No cenário internacional, a expectativa de que o Federal Reserve (Fed) comece a reduzir as taxas de juros nos Estados Unidos ainda neste ano tem enfraquecido o dólar globalmente. Isso ocorre porque juros mais baixos tornam os títulos americanos menos atrativos, levando investidores a buscar ativos com maior rendimento em economias emergentes, como o Brasil. Além disso, sinais de desaceleração da economia americana também contribuem para a desvalorização da moeda.
No front doméstico, a tramitação de reformas econômicas no Congresso, aliada ao controle da inflação e à manutenção da taxa Selic em patamares elevados, tem atraído capital estrangeiro. O fluxo de investimentos para a bolsa de valores e para a renda fixa brasileira aumenta a oferta de dólares no mercado, pressionando a cotação para baixo.
A queda de 2,27% é uma das maiores do mês e alivia a pressão sobre o câmbio, que vinha operando em níveis elevados.
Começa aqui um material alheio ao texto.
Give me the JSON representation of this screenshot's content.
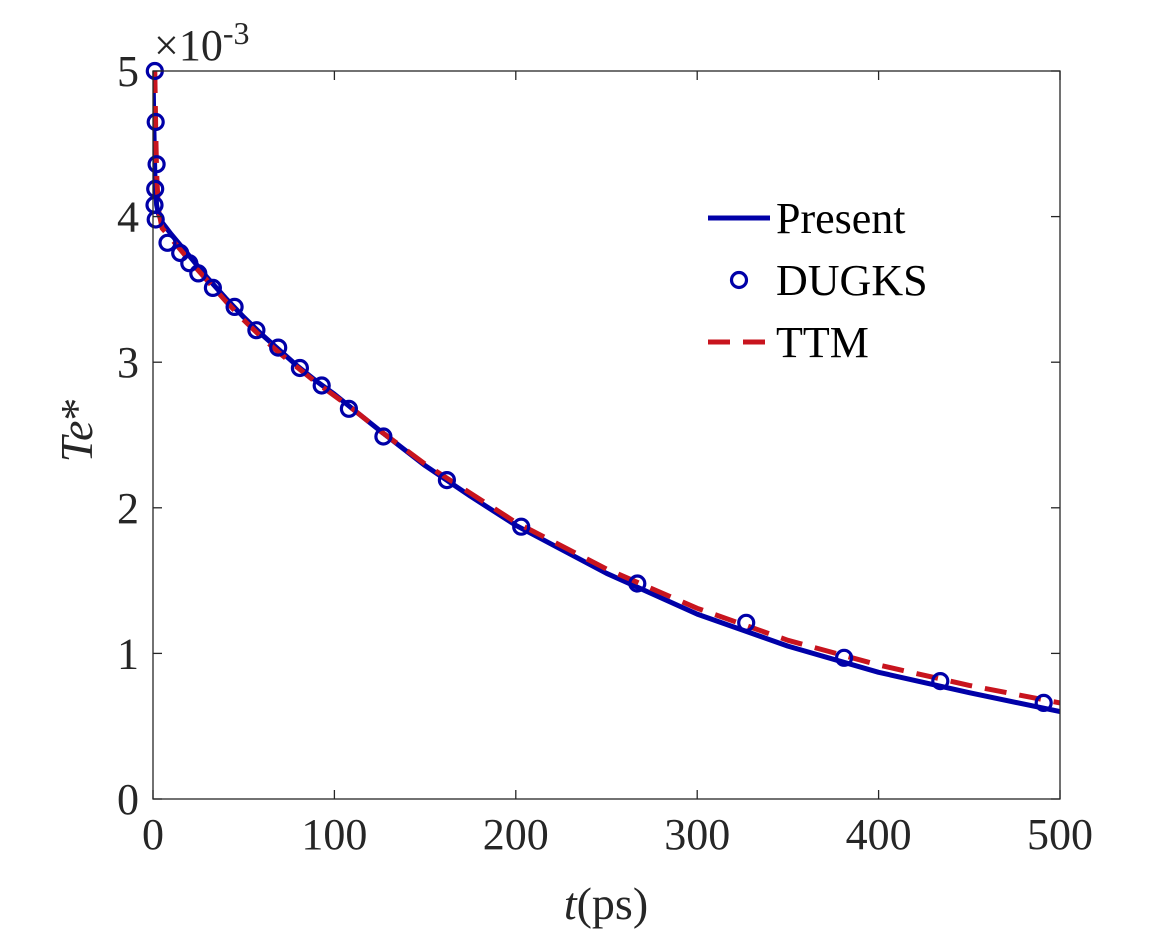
{
  "chart_data": {
    "type": "line",
    "xlabel_var": "t",
    "xlabel_unit": "(ps)",
    "ylabel_var": "Te",
    "ylabel_suffix": "*",
    "y_scale_prefix": "×10",
    "y_scale_exponent": "-3",
    "xlim": [
      0,
      500
    ],
    "ylim": [
      0,
      5
    ],
    "xticks": [
      0,
      100,
      200,
      300,
      400,
      500
    ],
    "yticks": [
      0,
      1,
      2,
      3,
      4,
      5
    ],
    "grid": false,
    "legend_position": "top-right",
    "colors": {
      "present": "#0000a8",
      "dugks": "#0000a8",
      "ttm": "#c8141e",
      "axis": "#262626"
    },
    "series": [
      {
        "name": "Present",
        "style": "solid",
        "x": [
          0,
          0.5,
          1,
          2,
          3,
          5,
          10,
          20,
          30,
          40,
          50,
          60,
          70,
          80,
          90,
          100,
          110,
          125,
          150,
          175,
          200,
          250,
          300,
          350,
          400,
          450,
          500
        ],
        "y": [
          5.0,
          4.6,
          4.3,
          4.08,
          4.02,
          3.96,
          3.88,
          3.73,
          3.58,
          3.44,
          3.31,
          3.19,
          3.08,
          2.97,
          2.87,
          2.78,
          2.68,
          2.53,
          2.29,
          2.08,
          1.88,
          1.55,
          1.27,
          1.05,
          0.87,
          0.73,
          0.6
        ]
      },
      {
        "name": "DUGKS",
        "style": "markers",
        "x": [
          1,
          1.5,
          2,
          1.2,
          0.8,
          1.5,
          8,
          15,
          20,
          25,
          33,
          45,
          57,
          69,
          81,
          93,
          108,
          127,
          162,
          203,
          267,
          327,
          381,
          434,
          491
        ],
        "y": [
          5.0,
          4.65,
          4.36,
          4.19,
          4.08,
          3.98,
          3.82,
          3.75,
          3.68,
          3.61,
          3.51,
          3.38,
          3.22,
          3.1,
          2.96,
          2.84,
          2.68,
          2.49,
          2.19,
          1.87,
          1.48,
          1.21,
          0.97,
          0.81,
          0.66
        ]
      },
      {
        "name": "TTM",
        "style": "dashed",
        "x": [
          1,
          1.5,
          2,
          3,
          5,
          10,
          20,
          30,
          40,
          50,
          60,
          70,
          80,
          90,
          100,
          110,
          125,
          150,
          175,
          200,
          250,
          300,
          350,
          400,
          450,
          500
        ],
        "y": [
          5.0,
          4.6,
          4.3,
          4.05,
          3.92,
          3.85,
          3.7,
          3.56,
          3.42,
          3.29,
          3.17,
          3.06,
          2.96,
          2.86,
          2.77,
          2.68,
          2.53,
          2.3,
          2.1,
          1.9,
          1.58,
          1.31,
          1.09,
          0.92,
          0.78,
          0.66
        ]
      }
    ]
  }
}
Para importadores, a desvalorização do dólar é benéfica, pois reduz custos de insumos e matérias-primas. Já exportadores podem sentir o impacto na competitividade de seus produtos no exterior.
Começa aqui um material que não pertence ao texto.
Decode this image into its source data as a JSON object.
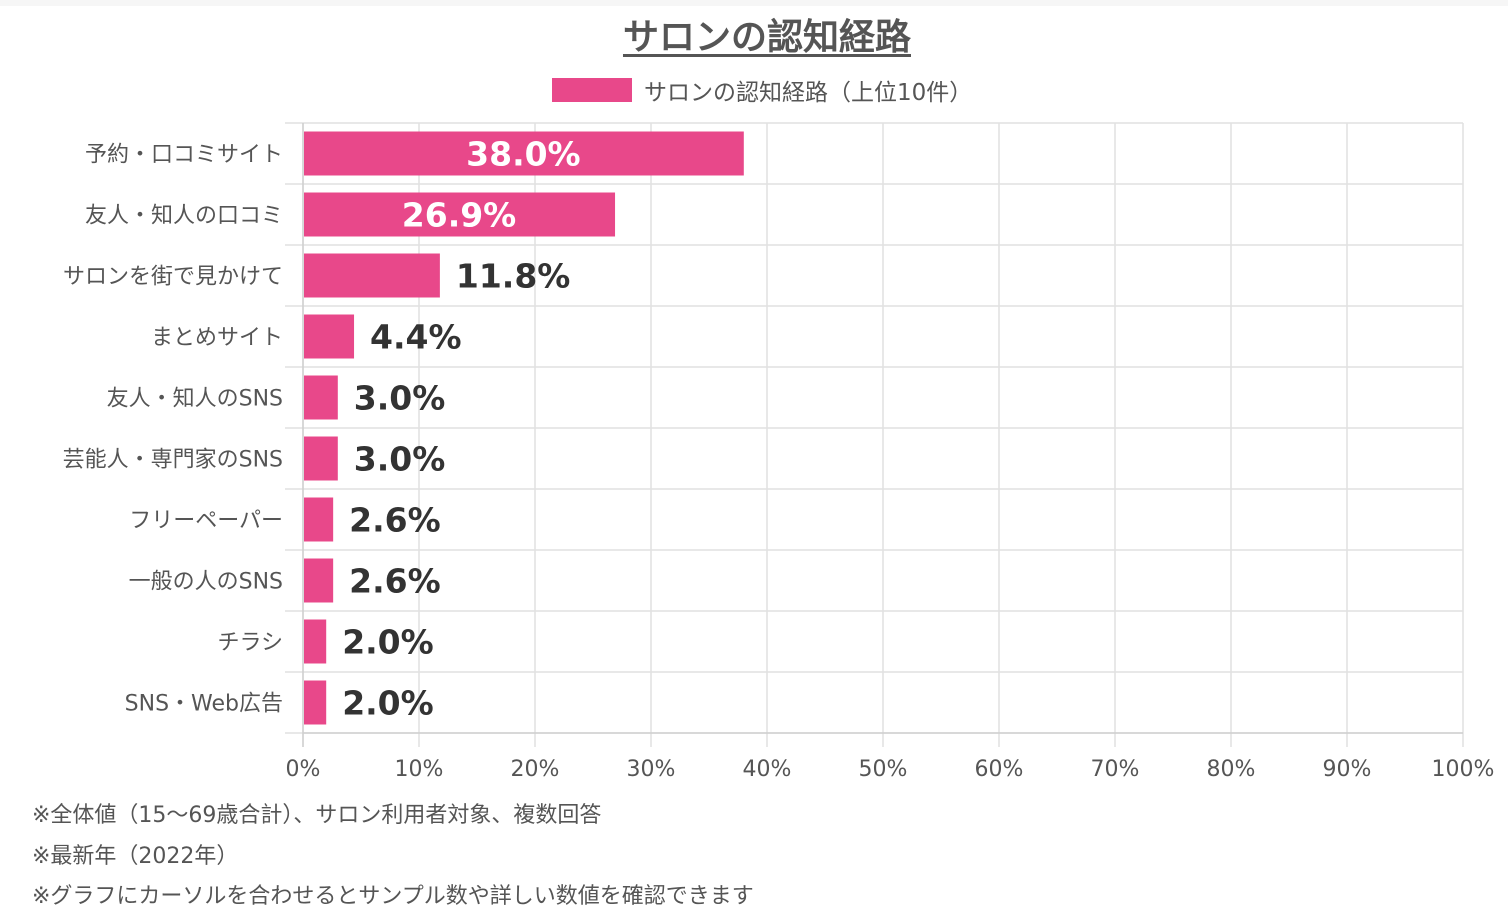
{
  "title": "サロンの認知経路",
  "legend": {
    "label": "サロンの認知経路（上位10件）",
    "color": "#e8488a"
  },
  "chart_data": {
    "type": "bar",
    "orientation": "horizontal",
    "title": "サロンの認知経路",
    "categories": [
      "予約・口コミサイト",
      "友人・知人の口コミ",
      "サロンを街で見かけて",
      "まとめサイト",
      "友人・知人のSNS",
      "芸能人・専門家のSNS",
      "フリーペーパー",
      "一般の人のSNS",
      "チラシ",
      "SNS・Web広告"
    ],
    "series": [
      {
        "name": "サロンの認知経路（上位10件）",
        "values": [
          38.0,
          26.9,
          11.8,
          4.4,
          3.0,
          3.0,
          2.6,
          2.6,
          2.0,
          2.0
        ],
        "color": "#e8488a"
      }
    ],
    "value_labels": [
      "38.0%",
      "26.9%",
      "11.8%",
      "4.4%",
      "3.0%",
      "3.0%",
      "2.6%",
      "2.6%",
      "2.0%",
      "2.0%"
    ],
    "xlim": [
      0,
      100
    ],
    "x_ticks": [
      "0%",
      "10%",
      "20%",
      "30%",
      "40%",
      "50%",
      "60%",
      "70%",
      "80%",
      "90%",
      "100%"
    ],
    "grid": true,
    "legend_position": "top-center"
  },
  "notes": [
    "※全体値（15〜69歳合計）、サロン利用者対象、複数回答",
    "※最新年（2022年）",
    "※グラフにカーソルを合わせるとサンプル数や詳しい数値を確認できます"
  ]
}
O mercado cambial permanece volátil, e a tendência do dólar dependerá dos próximos dados econômicos — como o IPCA (inflação oficial) e o PIB —, além das decisões de política monetária do Banco Central. Analistas projetam que, se o cenário fiscal brasileiro se mantiver sob controle e o ambiente externo favorável, o dólar pode continuar recuando.